Bis zum voraussichtlichen Gang in die Zweite Liga trägt der HSV noch drei Heimspiele gegen Schalke (7. April), Freiburg (21. April) und am letzten Spieltag gegen Mönchengladbach (12. Mai) aus. In allen drei Partien ist nach den Vorfällen in den vergangenen Wochen mit weiteren Ausschreitungen zu rechnen. "Wir können die bislang getroffenen Sicherheitsmaßnahmen nicht reduzieren, sondern müssen eher darüber nachdenken, sie zu erhöhen", weiß Wettstein.

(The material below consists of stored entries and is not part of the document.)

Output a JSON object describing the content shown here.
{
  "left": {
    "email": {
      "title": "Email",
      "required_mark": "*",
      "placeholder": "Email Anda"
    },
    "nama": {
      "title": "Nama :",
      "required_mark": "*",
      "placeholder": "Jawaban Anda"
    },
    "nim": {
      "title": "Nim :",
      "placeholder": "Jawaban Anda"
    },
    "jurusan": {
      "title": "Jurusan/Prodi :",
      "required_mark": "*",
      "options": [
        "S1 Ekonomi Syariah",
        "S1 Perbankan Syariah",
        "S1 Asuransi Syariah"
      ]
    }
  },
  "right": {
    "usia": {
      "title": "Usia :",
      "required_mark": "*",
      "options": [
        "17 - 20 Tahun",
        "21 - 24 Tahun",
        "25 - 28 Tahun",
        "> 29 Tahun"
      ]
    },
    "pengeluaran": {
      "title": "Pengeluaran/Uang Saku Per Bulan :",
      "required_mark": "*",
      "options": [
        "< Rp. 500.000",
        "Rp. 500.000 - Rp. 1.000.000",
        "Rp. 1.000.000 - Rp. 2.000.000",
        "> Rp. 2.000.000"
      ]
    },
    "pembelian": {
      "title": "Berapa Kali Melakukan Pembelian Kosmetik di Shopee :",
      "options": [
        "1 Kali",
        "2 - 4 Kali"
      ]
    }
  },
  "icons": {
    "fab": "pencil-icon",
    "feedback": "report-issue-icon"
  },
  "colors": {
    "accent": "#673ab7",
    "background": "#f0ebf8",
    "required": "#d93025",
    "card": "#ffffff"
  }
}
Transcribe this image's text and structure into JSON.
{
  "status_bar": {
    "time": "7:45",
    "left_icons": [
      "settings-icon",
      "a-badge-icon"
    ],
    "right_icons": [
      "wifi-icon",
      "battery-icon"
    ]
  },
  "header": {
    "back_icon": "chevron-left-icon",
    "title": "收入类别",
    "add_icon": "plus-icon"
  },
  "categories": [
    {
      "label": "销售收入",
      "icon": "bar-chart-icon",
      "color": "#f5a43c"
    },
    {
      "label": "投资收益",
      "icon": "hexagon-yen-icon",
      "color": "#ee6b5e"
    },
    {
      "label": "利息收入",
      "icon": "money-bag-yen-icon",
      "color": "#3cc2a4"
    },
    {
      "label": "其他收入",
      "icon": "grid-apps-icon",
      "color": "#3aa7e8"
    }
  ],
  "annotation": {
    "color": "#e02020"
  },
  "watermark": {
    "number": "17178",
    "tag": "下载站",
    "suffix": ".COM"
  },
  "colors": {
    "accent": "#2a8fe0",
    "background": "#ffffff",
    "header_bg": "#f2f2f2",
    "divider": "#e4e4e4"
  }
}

So sah es auf dem HSV-Gelände nach der Pleite von München aus:

Die zunehmende Gewaltbereitschaft auf den Rängen ist auch an den Spielern nicht spurlos vorbei gegangen. "Natürlich lassen solche Vorfälle die Mannschaft nicht kalt. Es ist daher wichtig, dass man darüber spricht. Wir werden alles Machbare unternehmen, um die Sicherheit der Spieler, Mitarbeiter und Zuschauer zu gewährleisten", verspricht Wettstein.

Zumindest am kommenden Wochenende wird der HSV von weiteren Ausschreitungen verschont bleiben. Denn es steht eine Länderspielpause an.